Выбрать главу

Повествовательная манера Дидро обнаруживает в писателе смелого новатора и не имеет в его столетие иных прецедентов. Повествование развертывается в повестях Дидро сразу на нескольких уровнях: в нем выделена собственно авторская речь (в одном случае это некая молодая дама рассказывает в письмах историю двух друзей из Бурбонны, в другом сам Дидро обращается к читателю и одновременно к своему собеседнику, обсуждая способ подачи материала и сообщая обстоятельства рассказывания повести, в третьем — опять-таки два собеседника в непринужденном живом разговоре продвигают вперед сюжет); речь некоего слушателя-собеседника писателя, который вступает с ним в спор, соглашается, досказывает за него то, что оказывается ему известным; наконец, речь персонажей, которая представлена в повестях широко и служит средством характеристики героев. Это придает повестям Дидро своеобразную объемность: в звучании разных голосов, а следовательно, и разных оценок событие оказывается увиденным одновременно с нескольких сторон, по крайней мере под несколькими разными углами зрения. Все это сообщает повествованию Дидро полифоничность. Но главное, чего с успехом добивается писатель, — это полнейшая иллюзия жизненной правды. Повести Дидро — это не сказки, это куски жизни; отсюда и их известная фрагментарность, незавершенность, какими обычно бывают подлинные непосредственные человеческие рассказы о действительно случившемся.

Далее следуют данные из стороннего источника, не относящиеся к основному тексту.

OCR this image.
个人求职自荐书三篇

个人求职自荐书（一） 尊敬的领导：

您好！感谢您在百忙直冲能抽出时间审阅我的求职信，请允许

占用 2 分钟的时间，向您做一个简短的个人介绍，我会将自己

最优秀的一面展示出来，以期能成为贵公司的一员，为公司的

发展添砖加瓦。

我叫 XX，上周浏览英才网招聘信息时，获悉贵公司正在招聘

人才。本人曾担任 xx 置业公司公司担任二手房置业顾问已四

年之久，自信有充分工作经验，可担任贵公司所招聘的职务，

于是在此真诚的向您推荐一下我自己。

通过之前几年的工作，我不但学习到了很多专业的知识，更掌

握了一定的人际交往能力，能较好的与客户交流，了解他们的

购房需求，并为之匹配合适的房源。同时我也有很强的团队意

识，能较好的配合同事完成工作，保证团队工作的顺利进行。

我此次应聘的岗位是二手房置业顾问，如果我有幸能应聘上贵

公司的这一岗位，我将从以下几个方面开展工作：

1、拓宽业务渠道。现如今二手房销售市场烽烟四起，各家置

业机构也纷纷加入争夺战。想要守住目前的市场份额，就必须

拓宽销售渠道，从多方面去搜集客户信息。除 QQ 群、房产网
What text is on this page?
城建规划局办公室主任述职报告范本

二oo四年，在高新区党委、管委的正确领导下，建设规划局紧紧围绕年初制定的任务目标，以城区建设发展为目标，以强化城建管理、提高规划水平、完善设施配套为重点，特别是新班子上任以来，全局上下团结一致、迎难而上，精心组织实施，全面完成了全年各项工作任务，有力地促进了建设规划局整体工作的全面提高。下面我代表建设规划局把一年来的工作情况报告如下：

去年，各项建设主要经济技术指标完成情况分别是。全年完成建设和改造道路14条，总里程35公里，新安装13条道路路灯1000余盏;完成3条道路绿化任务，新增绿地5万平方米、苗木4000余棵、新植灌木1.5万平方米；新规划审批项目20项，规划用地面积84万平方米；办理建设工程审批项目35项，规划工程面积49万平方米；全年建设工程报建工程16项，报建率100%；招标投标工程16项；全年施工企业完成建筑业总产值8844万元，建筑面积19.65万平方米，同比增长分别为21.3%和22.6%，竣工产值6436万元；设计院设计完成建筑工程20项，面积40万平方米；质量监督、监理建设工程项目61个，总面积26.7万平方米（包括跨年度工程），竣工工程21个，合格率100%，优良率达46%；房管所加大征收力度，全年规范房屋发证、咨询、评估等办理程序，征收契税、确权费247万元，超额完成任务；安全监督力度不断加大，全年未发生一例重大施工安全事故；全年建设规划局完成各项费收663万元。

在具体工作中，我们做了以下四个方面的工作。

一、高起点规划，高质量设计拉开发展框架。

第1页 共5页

Опыты Дидро в жанре повести, как можно было убедиться, стоят совершенно особняком в общей эволюции этого жанра на протяжении столетия. Никого не повторяя и никому не подражая, Дидро не имел здесь и последователей; влияние его обнаружилось лишь в следующем веке в реалистическом искусстве Стендаля и Бальзака.

В последнюю треть столетия в развитии жанра повести ощущается мощное воздействие двух литературных направлений, во многом определивших лицо этих десятилетий, — сентиментализма и предромантизма. Наиболее яркой фигурой нарождающегося предромантизма по праву считается Казот. Впрочем, помимо небольшого романа «Влюбленный дьявол», где предромантическая фантастика получила бесспорно талантливое и интересное воплощение, Казот писал повести и в ином духе. Его восточные сказки, в том числе и «Красавица по воле случая», лишены сатирической остроты философских повестей Вольтера и других просветителей. Эти произведения Казота можно воспринять просто как пародию на ориентальный жанр, если бы писатель не вкладывал некий мистический смысл в забавное повествование о смешных превращениях отвратительной старухи в ослепительную красавицу и т. д.

Незамысловаты и простодушны, напротив, маленькие повести Флориана, созданные в середине 70-х и в 80-е годы. Каждая из них «привязана» к конкретной стране, что помогает выявить национальные черты характера их героев. Однако это в большей мере обусловливает тип конфликта, чем детерминирует поведение персонажа. Флориан умело концентрирует действие вокруг одного доминирующего события, хотя временная протяженность его повестей достаточно велика. Он стремится избежать навязчивого морализаторства, чем отличались столь многие произведения столь многих его современников. Морализаторство подменяется в повестях Флориана чувствительностью, что неизбежно реализуется в эффектных сценах непредвиденных встреч, неожиданных узнаваний и т. п. Не приходится говорить, что добро в этих повестях, как правило, торжествует, добродетель и долготерпение — вознаграждаются. Все это указывает на приверженность Флориана идеям и стилистике сентиментализма.

Видным представителем этого направления был Бернарден де Сен-Пьер, автор прославленного романа «Павел и Вергиния» (1788). Писатель был не просто последователем сентиментализма и Руссо, но глубоко впитал идеи последнего, его демократические взгляды, его культ «естественного» состояния человека, далекого от уродующего воздействия цивилизации. Эти идеи легли в основу повести Бернардена де Сен-Пьера «Индийская хижина», типичной философской повести о поисках истины, что полезно отметить, ибо традиции этой разновидности жанра были в последней трети столетия основательно забыты. В «Индийской хижине» ощутима вольтеровская скептическая усмешка, хотя писатель не знает колебаний Вольтера. Истинным знанием обладает у него простой отшельник из касты париев, а не ученые филистеры и буддийские монахи. Ответ отшельника прост и мудр. «Истину, — говорит он, — нужно искать простым сердцем. Ее находишь лишь в природе. Надо сообщать ее только честным людям». Так сошлись в этой повести повествовательная манера Вольтера, стремительная и ироничная, и демократические идеи Руссо.